Renate Künast

Renate Künast
Renate Künast
Member of the Bundestag of Germany
Incumbent
Assumed office
2002
Federal Minister of Food, Agriculture and Consumer Protection
In office
12 January 2001 – 4 October 2005
Preceded by Karl-Heinz Funke
Succeeded by Jürgen Trittin (acting)
Horst Seehofer
Member of the Berlin House of Deputies
In office
1989–2000
Personal details
Born December 15, 1955 (1955-12-15) (age 56)
Recklinghausen, Germany
Nationality German
Political party Alliance '90/The Greens
Residence Berlin, Germany
Alma mater Fachhochschule Düsseldorf
Occupation attorney

Renate Künast (born December 15, 1955) is a German politician who is chairwoman of the Alliance '90/The Greens Bundestag parliamentary group. She was the Minister of Consumer Protection, Food and Agriculture from 2001 to 2005. Künast announced on 5 November 2010 that she we will be the candidate for Governing Mayor of Berlin for Alliance '90/The Greens in the Berlin state election, 2011.[1]

She was born in Recklinghausen, North Rhine-Westphalia. She studied social work in Düsseldorf and worked from 1977 to 1979 in this profession in a jailhouse in Berlin. After that she studied law until 1985 and worked as lawyer.

Since 1979, Künast has been a member of the German Green Party (Bündnis 90/Die Grünen), first in the Alternative List in West Berlin. In the 1990s she was member of parliament and chairwoman of the greens in the parliament of Berlin. From June 2000 to March 2001 she was co-chair of Bündnis 90/Die Grünen on the national level, together with Fritz Kuhn. Since her party at the time did not allow the combination of functions in the party and the government in one person, she resigned when she became minister in the second government of Gerhard Schröder in 2001. Until 2005, Künast served as the German Minister for Food, Agriculture and Consumer Protection, known for increasing consumer protection, supporting organic farming, and expanding animal welfare.

Künast is also a member of the Humanist Union, a civil rights organization.[2] She is on the board of trustees of the Berlin-based AIDS-Hilfe (AIDS-Help) group,[3] and is an honorary member of the International Raoul Wallenberg Foundation[4] and the Angelo Roncalli Committee within that organization.[5]

After the 2005 election she became co-chair of the Green parliamentary party, again together with Fritz Kuhn.
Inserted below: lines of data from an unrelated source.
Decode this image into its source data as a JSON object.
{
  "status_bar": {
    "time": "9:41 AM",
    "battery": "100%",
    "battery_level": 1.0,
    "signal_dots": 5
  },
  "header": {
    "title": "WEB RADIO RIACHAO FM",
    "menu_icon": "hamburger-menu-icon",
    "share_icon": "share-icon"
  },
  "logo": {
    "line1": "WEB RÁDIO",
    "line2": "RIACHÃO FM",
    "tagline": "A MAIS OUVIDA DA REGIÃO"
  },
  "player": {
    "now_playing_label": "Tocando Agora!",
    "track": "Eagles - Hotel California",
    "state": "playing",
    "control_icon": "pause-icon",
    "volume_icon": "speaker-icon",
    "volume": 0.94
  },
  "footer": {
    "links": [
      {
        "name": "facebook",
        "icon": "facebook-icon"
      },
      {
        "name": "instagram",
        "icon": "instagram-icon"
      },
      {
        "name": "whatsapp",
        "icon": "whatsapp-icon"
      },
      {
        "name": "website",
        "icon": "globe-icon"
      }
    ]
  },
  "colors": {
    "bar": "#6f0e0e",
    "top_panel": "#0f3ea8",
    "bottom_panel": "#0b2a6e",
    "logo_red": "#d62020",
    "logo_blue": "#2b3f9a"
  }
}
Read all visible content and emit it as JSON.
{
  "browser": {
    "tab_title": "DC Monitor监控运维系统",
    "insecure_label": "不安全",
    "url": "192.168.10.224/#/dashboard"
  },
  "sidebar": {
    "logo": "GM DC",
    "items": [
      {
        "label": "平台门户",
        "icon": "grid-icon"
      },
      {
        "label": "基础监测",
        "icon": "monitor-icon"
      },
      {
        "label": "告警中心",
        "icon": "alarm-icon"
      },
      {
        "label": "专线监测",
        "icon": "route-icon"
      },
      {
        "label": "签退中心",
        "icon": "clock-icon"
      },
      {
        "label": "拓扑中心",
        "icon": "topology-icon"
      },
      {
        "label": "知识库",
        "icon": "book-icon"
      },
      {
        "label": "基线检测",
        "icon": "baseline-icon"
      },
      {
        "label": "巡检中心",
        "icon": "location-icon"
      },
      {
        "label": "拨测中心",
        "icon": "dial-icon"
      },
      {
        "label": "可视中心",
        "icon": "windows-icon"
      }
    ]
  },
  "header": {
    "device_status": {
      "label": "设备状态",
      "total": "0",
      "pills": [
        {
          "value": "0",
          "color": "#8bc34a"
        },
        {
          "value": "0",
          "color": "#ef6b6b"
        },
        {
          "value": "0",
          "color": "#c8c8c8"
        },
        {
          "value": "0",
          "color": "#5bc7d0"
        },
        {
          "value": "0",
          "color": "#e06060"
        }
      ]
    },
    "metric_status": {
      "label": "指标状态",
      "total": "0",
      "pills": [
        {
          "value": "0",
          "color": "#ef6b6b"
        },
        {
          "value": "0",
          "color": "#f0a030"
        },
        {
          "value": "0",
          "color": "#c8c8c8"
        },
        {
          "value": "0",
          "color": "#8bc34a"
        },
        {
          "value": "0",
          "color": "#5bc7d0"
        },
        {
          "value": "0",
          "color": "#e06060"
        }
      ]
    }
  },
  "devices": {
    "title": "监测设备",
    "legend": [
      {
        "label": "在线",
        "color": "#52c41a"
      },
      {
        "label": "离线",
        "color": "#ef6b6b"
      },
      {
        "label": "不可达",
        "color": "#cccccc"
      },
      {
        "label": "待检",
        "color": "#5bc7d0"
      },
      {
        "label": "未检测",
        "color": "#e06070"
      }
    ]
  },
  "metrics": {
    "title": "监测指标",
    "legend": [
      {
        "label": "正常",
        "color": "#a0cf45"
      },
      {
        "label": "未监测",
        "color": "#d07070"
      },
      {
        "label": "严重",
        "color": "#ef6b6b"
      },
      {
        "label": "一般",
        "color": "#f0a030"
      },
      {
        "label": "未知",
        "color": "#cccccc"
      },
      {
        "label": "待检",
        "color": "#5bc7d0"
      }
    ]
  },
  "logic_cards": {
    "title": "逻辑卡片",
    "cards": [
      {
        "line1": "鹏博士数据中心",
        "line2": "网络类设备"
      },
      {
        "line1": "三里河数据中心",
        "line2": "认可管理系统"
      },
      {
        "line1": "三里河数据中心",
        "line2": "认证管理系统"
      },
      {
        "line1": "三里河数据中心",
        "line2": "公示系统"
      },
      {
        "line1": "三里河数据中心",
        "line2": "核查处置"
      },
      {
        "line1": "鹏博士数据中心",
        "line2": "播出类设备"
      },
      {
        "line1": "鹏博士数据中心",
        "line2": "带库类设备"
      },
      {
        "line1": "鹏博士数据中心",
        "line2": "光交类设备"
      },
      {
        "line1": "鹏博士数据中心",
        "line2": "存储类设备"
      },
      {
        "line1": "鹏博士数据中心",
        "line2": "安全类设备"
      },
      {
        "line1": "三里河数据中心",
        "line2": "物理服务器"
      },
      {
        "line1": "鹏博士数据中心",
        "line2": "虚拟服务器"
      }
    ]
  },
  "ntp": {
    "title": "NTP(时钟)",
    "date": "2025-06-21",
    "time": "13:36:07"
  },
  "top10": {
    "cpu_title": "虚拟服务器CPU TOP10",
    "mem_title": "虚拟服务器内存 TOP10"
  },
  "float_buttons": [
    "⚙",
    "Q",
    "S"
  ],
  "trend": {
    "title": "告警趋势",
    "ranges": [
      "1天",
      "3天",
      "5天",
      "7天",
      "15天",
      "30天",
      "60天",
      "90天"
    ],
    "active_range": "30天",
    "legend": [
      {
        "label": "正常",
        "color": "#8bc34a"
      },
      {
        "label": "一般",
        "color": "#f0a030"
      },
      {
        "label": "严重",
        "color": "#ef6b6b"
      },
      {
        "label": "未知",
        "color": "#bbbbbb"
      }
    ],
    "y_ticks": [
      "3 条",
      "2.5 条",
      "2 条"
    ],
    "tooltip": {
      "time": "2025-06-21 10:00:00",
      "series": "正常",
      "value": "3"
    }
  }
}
In July 2009 she was accused of antisemitism by the Jerusalem Post, after she had allegedly been overheard calling the pro-Israel "Stop the Bomb" organisation a "Mossad front", which she denied.[6][7]

In 2010, she along with Cécile Duflot, Monica Frassoni, and Marina Silva were named by Foreign Policy magazine to its list of top global thinkers,[8] for taking Green mainstream.